CBA Comment Letter re HR 2547 Comprehensive Debt Collection Improvement Act

Dear Speaker Pelosi and Minority Leader McCarthy,

On behalf of the Consumer Bankers Association (CBA), I am writing to urge you to oppose the Comprehensive Debt Collection Improvement Act (H.R. 2547) being considered this week by the House of Representatives.

CBA is entering our 102nd year as the voice of retail banking in Washington, D.C. and strongly advocates for polices that allow banks to continue offering well-regulated services to families and small businesses across the country. We are the only member-driven trade association focused exclusively on retail banking. Whether buying a home, financing an education, or launching a small business, our members partner with consumers to help them achieve their unique dreams. Our corporate members include the nation’s largest retail banks serving every part of the country, 85% of which hold over $10 billion in assets. CBA members are also the private sector lenders that make the majority of private education loans to help families finance a postsecondary education. At this time of extreme uncertainty, our banks remain in strong financial condition and continue to step up to serve the needs of consumers and small businesses.

The Comprehensive Debt Collection Improvement Act will have unintended or negative impacts on individuals and the banking services they pursue, including student loans. We have particular concern with the following provisions:

Title III—Private Loan Disability Discharge Act

The Private Loan Disability Discharge Act is unnecessary and would impose unhelpful bureaucracy into a situation where banks are already doing what the legislation would mandate. Currently, banks are discharging private student loans when the borrower becomes totally and permanently disabled. Adding a federal mandate with various extra steps and requirements will only hinder a well-functioning process and not provide any help to private student loan borrowers.

Title V—Ending Debt Collection Harassment Act

The Fair Debt Collection Practices Act (FDCPA) is not intended to apply to banks, though many voluntarily comply through normal business practices. The CFPB confirmed this in rulemaking last year.

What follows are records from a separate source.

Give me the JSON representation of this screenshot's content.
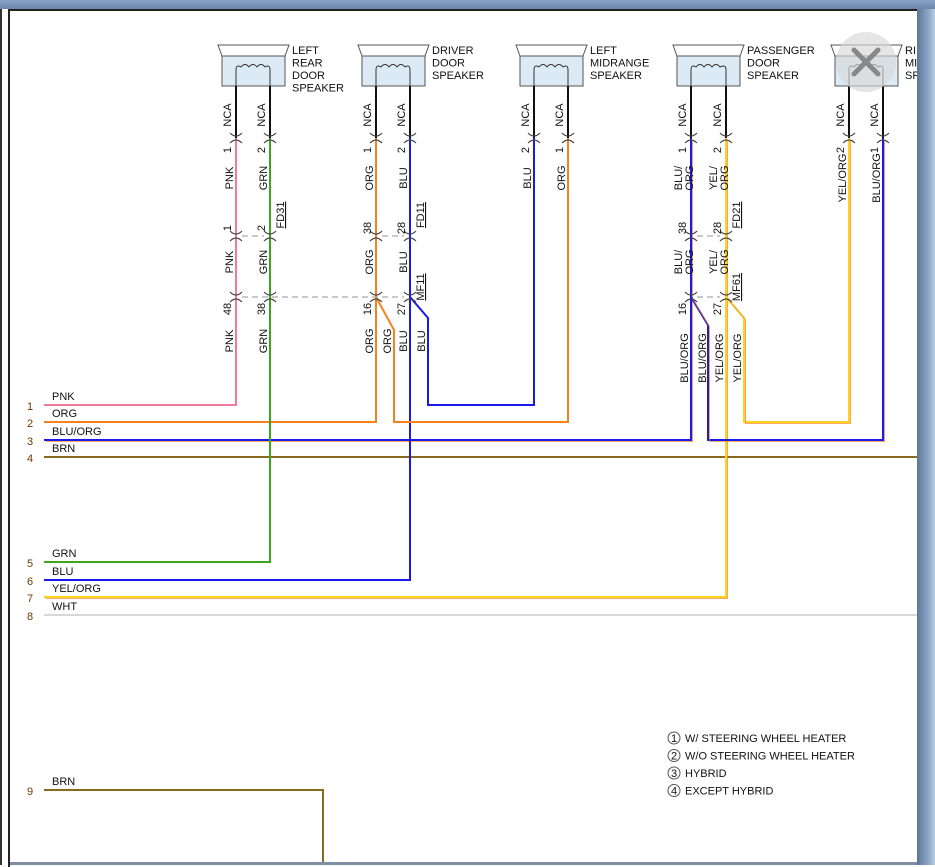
{
  "colors": {
    "PNK": "#f27a9a",
    "GRN": "#3aa61a",
    "ORG": "#f58220",
    "BLU": "#1a1ae6",
    "BRN": "#8a6a1e",
    "WHT": "#d8d8d8",
    "YEL": "#ffd21f",
    "NCA": "#111111",
    "frame": "#6a86ab"
  },
  "speakers": [
    {
      "name": [
        "LEFT",
        "REAR",
        "DOOR",
        "SPEAKER"
      ],
      "pins": [
        {
          "nca": "NCA",
          "pin": "1",
          "color": "PNK"
        },
        {
          "nca": "NCA",
          "pin": "2",
          "color": "GRN"
        }
      ]
    },
    {
      "name": [
        "DRIVER",
        "DOOR",
        "SPEAKER"
      ],
      "pins": [
        {
          "nca": "NCA",
          "pin": "1",
          "color": "ORG"
        },
        {
          "nca": "NCA",
          "pin": "2",
          "color": "BLU"
        }
      ]
    },
    {
      "name": [
        "LEFT",
        "MIDRANGE",
        "SPEAKER"
      ],
      "pins": [
        {
          "nca": "NCA",
          "pin": "2",
          "color": "BLU"
        },
        {
          "nca": "NCA",
          "pin": "1",
          "color": "ORG"
        }
      ]
    },
    {
      "name": [
        "PASSENGER",
        "DOOR",
        "SPEAKER"
      ],
      "pins": [
        {
          "nca": "NCA",
          "pin": "1",
          "color": "BLU/ ORG"
        },
        {
          "nca": "NCA",
          "pin": "2",
          "color": "YEL/ ORG"
        }
      ]
    },
    {
      "name": [
        "RI",
        "MI",
        "SP"
      ],
      "pins": [
        {
          "nca": "NCA",
          "pin": "2",
          "color": "YEL/ORG"
        },
        {
          "nca": "NCA",
          "pin": "1",
          "color": "BLU/ORG"
        }
      ]
    }
  ],
  "fd_connectors": [
    {
      "id": "FD31",
      "pins": [
        "1",
        "2"
      ],
      "colors": [
        "PNK",
        "GRN"
      ]
    },
    {
      "id": "FD11",
      "pins": [
        "38",
        "28"
      ],
      "colors": [
        "ORG",
        "BLU"
      ]
    },
    {
      "id": "FD21",
      "pins": [
        "38",
        "28"
      ],
      "colors": [
        "BLU/ ORG",
        "YEL/ ORG"
      ]
    }
  ],
  "mf_connectors": [
    {
      "id": "",
      "pins": [
        "48",
        "38"
      ],
      "colors": [
        "PNK",
        "GRN"
      ]
    },
    {
      "id": "MF11",
      "pins": [
        "16",
        "27"
      ],
      "colors": [
        "ORG",
        "ORG",
        "BLU",
        "BLU"
      ]
    },
    {
      "id": "MF61",
      "pins": [
        "16",
        "27"
      ],
      "colors": [
        "BLU/ORG",
        "BLU/ORG",
        "YEL/ORG",
        "YEL/ORG"
      ]
    }
  ],
  "rows": [
    {
      "num": "1",
      "label": "PNK"
    },
    {
      "num": "2",
      "label": "ORG"
    },
    {
      "num": "3",
      "label": "BLU/ORG"
    },
    {
      "num": "4",
      "label": "BRN"
    },
    {
      "num": "5",
      "label": "GRN"
    },
    {
      "num": "6",
      "label": "BLU"
    },
    {
      "num": "7",
      "label": "YEL/ORG"
    },
    {
      "num": "8",
      "label": "WHT"
    },
    {
      "num": "9",
      "label": "BRN"
    }
  ],
  "legend": [
    {
      "num": "1",
      "text": "W/ STEERING WHEEL HEATER"
    },
    {
      "num": "2",
      "text": "W/O STEERING WHEEL HEATER"
    },
    {
      "num": "3",
      "text": "HYBRID"
    },
    {
      "num": "4",
      "text": "EXCEPT HYBRID"
    }
  ],
  "close_icon": "close-x-icon"
}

Nonetheless we note that while the FDCPA does not apply directly to banks, it was modified last year to allow text and email communications between third-party debt collectors and customers under certain conditions. This change occurred in part because customers increasingly want to receive communications over text or email instead of phone calls or U.S. mail. The modifications did not impose a strict limit on those communications because it is hard to design a one-size-fits-all limit: what could be discussed in a 3-minute phone call could take 5, 10, or more text messages. The CFPB already has authority to punish debt collectors who abuse this privilege, and they have not hesitated to do so in the past. Provisions in this legislation requiring specific consent for texts and emails, and their frequency, will create confusing opt-in systems that will overall make it more difficult to reach customers over their often-preferred mode of communication.

In addition to these titles within the base bill we respectfully encourage members to oppose the following amendments that may be offered during consideration on the floor:

Amendment #1, Offered by Ms. Craig of Minnesota

Like with the provisions of Article III discussed above, it is already our member banks’ practice to release cosigners of private student loan agreements in the event of the death (or permanent disability) of the borrower.

Amendment #4, Offered by Ms. Bonamici of Oregon

This legislation, introduced in the 117th Congress as H.R. 1671, has never been the subject of a Congressional hearing or Committee mark-up. We are unaware of any studies or basis to support its new mandates. It is generally the role of state courts to set various evidentiary and pleading requirements for debt collections to proceed in their jurisdiction(s). These somewhat vague and inflexible conditions would supersede state and local authorities’ common practices and complicate proceedings already underway as judges and lawyers will have to work to define and abide by these new requirements.

Amendment #13, Offered by Ms. Omar of Minnesota

A study on the experiences of student loan borrowers is a worthwhile proposal that is better suited to the Government Accountability Office (GAO), which has ample expertise on conducting studies like this and would incorporate the CFPB’s views in their analysis. The GAO is further detached from the issue than the CFPB, which is directly involved in the borrowers’ experience they are tasked with evaluating here. The GAO is better equipped to conduct a holistic and unbiased study of the full range of issues affecting student borrowers.

Amendment #16, Offered by Ms. Adams of North Carolina

We remain concerned with any mandate to suppress negative consumer credit data, which dramatically complicates the underwriting process, raises costs for consumers and undermines the overall safety and soundness of the banking system. As the pandemic began Congress considered legislation that would ensure that people’s credit reports accurately reflected their current financial circumstances, while also ensuring that people are reported fairly if they have an accommodation from a lender. The result of this consideration was Section 4021 of the CARES Act, which required that lenders who have given consumers help on an account be reported to the credit bureaus as “current.” This language is working. We encourage you to avoid new policies requiring blanket suppression credit report information.

Thank you for your consideration and continued leadership. We look forward to working with you in any capacity we can.